Mais, au grand couchant, j'aperçois une flamme, fébrile, délicate, crachant son dangereux feu sur leur haine et nos disparités : c'est l'espoir, je le sais. Cet espoir que je capturerai pour en faire notre réel. Khamętån.

Newton. »

Une culpabilité réelle, absolue, qui naissait de sa complaisance, revenait promptement à Thomas. Ces mots couverts parlaient d'accusations injustes, de caractéristiques intimes et de rites sacramentels, qu'aucun homme ne devait jamais pénétrer. Ils étaient le fondement spirituel de Newton et n'appartenaient qu'à lui. Pourtant Thomas lisait les lettres noires, ne pouvant partager cette douce attente, accaparé par la vision qu'elles faisaient apparaître, celle d'un enfant qu'il avait perdu un jour. Ce même soir Thomas ne retrouva plus son inquiète vigilance, car enfin, il avait reçu l'attestation de la sincérité la plus éclatante.
Newton le réveilla le lendemain, voyant luire l'aube blanchissante que les fenêtres ogives reflétaient en vitraux de mille couleurs. Il l'habilla de soie noire de très grande richesse, fixant à son torse deux lanières en cuir qui se croisaient en diagonale.

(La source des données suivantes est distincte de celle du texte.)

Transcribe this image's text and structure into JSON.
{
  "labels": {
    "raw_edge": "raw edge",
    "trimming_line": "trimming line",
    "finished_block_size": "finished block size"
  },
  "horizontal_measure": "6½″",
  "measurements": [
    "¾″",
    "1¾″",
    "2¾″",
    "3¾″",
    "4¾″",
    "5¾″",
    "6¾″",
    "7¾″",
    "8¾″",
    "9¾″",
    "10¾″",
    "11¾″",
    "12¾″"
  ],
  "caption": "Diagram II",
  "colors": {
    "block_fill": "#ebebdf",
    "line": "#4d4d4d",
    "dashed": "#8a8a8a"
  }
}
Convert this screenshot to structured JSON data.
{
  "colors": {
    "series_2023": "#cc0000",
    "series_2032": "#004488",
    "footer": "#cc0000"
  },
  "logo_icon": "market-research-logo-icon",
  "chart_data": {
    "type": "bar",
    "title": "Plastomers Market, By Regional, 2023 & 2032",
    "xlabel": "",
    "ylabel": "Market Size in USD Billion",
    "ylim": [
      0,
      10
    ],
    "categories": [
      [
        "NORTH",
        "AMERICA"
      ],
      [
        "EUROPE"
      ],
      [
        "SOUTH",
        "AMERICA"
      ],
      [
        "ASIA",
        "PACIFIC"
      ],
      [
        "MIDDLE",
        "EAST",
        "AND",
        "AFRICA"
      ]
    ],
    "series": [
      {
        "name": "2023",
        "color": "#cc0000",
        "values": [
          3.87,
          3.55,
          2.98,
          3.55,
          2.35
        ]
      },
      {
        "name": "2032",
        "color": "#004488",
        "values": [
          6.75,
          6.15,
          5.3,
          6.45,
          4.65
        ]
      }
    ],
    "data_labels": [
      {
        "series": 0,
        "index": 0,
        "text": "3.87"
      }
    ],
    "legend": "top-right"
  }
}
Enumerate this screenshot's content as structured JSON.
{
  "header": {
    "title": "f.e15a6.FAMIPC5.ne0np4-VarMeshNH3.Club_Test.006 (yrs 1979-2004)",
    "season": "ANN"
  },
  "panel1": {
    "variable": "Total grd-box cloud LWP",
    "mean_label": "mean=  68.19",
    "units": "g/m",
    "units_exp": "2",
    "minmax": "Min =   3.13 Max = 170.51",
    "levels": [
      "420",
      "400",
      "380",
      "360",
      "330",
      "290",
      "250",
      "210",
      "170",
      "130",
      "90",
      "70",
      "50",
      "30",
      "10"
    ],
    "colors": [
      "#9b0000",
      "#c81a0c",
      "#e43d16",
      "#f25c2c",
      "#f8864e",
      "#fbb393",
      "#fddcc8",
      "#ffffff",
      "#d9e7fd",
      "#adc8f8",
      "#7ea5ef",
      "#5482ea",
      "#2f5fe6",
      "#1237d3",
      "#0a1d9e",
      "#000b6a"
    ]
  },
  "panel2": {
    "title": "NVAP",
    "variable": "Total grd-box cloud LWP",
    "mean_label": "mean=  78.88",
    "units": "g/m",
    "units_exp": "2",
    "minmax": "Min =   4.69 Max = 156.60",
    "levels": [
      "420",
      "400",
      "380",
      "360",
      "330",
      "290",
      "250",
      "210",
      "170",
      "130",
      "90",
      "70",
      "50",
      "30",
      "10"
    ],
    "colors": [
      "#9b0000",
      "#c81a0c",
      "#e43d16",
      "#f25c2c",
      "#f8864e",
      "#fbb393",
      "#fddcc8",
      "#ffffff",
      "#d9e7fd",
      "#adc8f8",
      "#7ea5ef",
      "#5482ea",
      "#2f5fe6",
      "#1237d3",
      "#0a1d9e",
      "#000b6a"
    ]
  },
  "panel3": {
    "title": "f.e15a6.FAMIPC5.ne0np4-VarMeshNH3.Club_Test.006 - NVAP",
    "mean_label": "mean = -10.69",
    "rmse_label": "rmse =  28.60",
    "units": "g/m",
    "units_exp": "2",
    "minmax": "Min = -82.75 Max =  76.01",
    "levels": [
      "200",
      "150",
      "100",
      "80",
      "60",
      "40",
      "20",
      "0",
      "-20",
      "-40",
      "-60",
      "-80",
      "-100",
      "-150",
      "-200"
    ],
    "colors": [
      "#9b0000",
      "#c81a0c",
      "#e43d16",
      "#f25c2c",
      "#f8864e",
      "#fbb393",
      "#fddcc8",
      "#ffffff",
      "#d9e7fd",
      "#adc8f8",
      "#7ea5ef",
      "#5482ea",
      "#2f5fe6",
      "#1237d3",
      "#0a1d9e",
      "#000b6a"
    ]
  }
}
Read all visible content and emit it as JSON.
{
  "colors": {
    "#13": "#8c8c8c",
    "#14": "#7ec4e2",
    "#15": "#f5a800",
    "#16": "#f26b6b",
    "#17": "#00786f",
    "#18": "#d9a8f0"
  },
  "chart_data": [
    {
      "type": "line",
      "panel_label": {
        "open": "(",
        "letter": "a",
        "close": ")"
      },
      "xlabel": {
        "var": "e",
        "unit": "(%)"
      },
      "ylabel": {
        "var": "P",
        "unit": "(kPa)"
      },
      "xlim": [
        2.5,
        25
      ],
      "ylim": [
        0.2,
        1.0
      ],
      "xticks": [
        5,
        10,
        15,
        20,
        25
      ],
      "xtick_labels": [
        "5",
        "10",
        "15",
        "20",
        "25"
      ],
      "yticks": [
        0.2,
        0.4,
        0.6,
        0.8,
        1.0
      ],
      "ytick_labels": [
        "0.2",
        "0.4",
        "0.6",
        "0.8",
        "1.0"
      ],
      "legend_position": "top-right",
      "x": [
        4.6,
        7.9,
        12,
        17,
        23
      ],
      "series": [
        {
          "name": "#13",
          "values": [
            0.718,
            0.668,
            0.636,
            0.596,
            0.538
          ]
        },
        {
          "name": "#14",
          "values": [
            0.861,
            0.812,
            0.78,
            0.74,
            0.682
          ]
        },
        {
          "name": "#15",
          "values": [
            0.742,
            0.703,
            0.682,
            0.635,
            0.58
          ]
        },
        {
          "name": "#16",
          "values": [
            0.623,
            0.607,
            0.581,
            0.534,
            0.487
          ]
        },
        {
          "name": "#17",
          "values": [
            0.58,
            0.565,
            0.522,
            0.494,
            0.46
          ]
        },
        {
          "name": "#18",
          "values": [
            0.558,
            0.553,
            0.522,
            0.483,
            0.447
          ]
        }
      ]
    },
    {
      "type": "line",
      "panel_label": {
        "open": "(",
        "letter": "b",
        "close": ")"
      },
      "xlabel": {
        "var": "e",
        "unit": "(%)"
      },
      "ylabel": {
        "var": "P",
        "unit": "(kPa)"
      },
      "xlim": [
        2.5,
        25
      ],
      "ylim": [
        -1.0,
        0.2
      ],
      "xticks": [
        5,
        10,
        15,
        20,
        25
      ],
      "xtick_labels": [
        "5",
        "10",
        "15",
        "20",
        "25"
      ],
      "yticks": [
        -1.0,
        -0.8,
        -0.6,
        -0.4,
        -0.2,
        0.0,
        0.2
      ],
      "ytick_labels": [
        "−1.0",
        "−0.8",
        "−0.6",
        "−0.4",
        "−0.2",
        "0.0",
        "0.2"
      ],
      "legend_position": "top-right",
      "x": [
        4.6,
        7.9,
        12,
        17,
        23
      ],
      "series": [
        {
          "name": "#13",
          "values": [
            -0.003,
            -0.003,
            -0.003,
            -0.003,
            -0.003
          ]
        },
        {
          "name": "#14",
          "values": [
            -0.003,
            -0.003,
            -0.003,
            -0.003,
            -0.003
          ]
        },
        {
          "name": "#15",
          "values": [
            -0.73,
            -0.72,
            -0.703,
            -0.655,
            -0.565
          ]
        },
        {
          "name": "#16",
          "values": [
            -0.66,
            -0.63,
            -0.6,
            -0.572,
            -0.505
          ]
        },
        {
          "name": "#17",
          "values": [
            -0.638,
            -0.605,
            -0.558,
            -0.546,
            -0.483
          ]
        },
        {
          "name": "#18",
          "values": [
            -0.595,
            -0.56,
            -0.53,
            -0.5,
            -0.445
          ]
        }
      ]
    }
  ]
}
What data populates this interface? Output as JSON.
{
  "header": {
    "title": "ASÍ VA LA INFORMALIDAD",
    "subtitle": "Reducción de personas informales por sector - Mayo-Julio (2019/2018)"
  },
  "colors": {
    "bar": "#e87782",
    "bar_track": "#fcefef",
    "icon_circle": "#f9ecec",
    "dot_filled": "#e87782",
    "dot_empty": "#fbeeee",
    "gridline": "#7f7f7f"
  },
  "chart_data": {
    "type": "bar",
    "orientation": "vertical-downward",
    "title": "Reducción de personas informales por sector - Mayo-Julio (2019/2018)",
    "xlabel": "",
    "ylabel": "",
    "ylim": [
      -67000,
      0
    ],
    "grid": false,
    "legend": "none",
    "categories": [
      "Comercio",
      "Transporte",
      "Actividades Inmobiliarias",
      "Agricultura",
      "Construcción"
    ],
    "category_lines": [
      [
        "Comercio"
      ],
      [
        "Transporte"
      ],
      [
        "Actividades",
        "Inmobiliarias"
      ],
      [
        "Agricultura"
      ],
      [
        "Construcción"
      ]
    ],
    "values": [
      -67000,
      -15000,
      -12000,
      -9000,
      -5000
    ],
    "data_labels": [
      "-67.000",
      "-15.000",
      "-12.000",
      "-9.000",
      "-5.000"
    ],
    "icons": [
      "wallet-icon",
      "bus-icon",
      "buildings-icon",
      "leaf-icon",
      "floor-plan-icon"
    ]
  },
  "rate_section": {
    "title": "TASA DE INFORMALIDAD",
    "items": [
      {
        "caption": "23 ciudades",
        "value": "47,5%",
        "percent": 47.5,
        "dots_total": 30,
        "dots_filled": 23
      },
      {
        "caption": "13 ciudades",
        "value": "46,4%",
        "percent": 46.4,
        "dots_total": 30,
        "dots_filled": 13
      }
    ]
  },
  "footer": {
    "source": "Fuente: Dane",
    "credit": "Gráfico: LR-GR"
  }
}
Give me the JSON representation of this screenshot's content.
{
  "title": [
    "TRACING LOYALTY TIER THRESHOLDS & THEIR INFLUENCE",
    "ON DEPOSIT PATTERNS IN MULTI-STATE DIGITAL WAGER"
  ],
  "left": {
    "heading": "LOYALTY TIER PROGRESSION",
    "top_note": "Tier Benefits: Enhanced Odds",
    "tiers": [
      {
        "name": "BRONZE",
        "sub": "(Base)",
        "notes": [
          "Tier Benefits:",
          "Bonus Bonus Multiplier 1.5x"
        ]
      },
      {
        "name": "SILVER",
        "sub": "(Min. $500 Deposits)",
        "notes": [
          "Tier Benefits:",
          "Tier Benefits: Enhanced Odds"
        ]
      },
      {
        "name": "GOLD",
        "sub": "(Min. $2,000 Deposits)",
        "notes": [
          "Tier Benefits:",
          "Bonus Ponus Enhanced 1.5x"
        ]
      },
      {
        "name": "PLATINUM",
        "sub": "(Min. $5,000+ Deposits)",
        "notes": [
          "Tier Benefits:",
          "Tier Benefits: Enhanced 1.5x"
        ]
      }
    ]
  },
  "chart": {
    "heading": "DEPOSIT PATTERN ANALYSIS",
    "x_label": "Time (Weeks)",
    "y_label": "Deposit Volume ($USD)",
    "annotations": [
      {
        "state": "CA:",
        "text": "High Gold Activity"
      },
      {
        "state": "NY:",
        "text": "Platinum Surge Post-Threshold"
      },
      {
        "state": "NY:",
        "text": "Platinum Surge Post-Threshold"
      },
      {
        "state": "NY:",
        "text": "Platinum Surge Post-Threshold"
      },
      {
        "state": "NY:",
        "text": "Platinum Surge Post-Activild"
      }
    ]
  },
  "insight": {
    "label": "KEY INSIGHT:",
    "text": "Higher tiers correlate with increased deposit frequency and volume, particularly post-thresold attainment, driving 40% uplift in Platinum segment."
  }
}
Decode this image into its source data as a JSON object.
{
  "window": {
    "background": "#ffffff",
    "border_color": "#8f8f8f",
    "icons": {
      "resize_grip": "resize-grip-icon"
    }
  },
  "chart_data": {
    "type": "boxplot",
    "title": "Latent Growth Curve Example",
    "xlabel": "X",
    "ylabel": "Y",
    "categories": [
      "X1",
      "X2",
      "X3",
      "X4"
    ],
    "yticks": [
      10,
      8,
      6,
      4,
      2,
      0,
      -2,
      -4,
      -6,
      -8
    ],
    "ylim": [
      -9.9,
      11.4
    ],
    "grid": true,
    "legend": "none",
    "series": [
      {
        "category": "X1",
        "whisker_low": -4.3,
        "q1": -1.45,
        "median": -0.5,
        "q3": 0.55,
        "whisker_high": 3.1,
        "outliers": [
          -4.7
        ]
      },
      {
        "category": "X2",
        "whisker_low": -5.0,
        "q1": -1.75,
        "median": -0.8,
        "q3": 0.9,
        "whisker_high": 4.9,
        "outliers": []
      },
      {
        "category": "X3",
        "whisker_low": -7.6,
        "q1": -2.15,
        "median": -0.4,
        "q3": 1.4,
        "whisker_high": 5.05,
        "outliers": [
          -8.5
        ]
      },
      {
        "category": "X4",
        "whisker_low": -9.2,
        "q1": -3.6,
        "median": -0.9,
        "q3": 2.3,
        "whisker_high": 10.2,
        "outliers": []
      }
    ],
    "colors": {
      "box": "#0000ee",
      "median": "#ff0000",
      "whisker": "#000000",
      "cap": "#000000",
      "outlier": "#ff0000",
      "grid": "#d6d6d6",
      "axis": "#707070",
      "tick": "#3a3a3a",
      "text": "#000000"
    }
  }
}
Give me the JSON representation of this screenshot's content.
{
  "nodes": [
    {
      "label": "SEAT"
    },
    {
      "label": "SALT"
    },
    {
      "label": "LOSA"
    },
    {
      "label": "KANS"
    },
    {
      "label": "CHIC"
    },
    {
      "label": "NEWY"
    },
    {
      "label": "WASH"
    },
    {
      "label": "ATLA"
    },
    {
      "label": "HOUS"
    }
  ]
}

« Voilà. dit-il une fois sa quête achevée, échappant un sourire charmé et timide. Ainsi, tous comprendront que tu fais partie de mes rangs, tu obtiendras un respect honorable. Cela pourrait t'éviter quelques malheurs.

- Je ne sais pas comment te remercier... bredouilla Thomas. Je n'ai jamais rien porté de pareil.

- Ne le fais pas, Tommy. Cela te va tant, tu es si beau... Ils sont aussi très confortables lors des combats. Non pas que j'en prévois un... »

Minho et Gally les attendaient autour de viennoiseries fraîches sur les fauteuils moelleux et jaunes de l'antichambre voisine, ornée de torchères d'argent massif et d'élégantes tables de jeux de dames. Le plus large des deux toisa Newton d'un œil sec, élevant sa voix stentor que les tapisseries épaisses et les tapis laineux absorbaient : « Quel itinéraire prenons-nous ? tu as été discret sur ce sujet, et je sais que cet enchanteur est reclus dans la plus lointaine des comtés.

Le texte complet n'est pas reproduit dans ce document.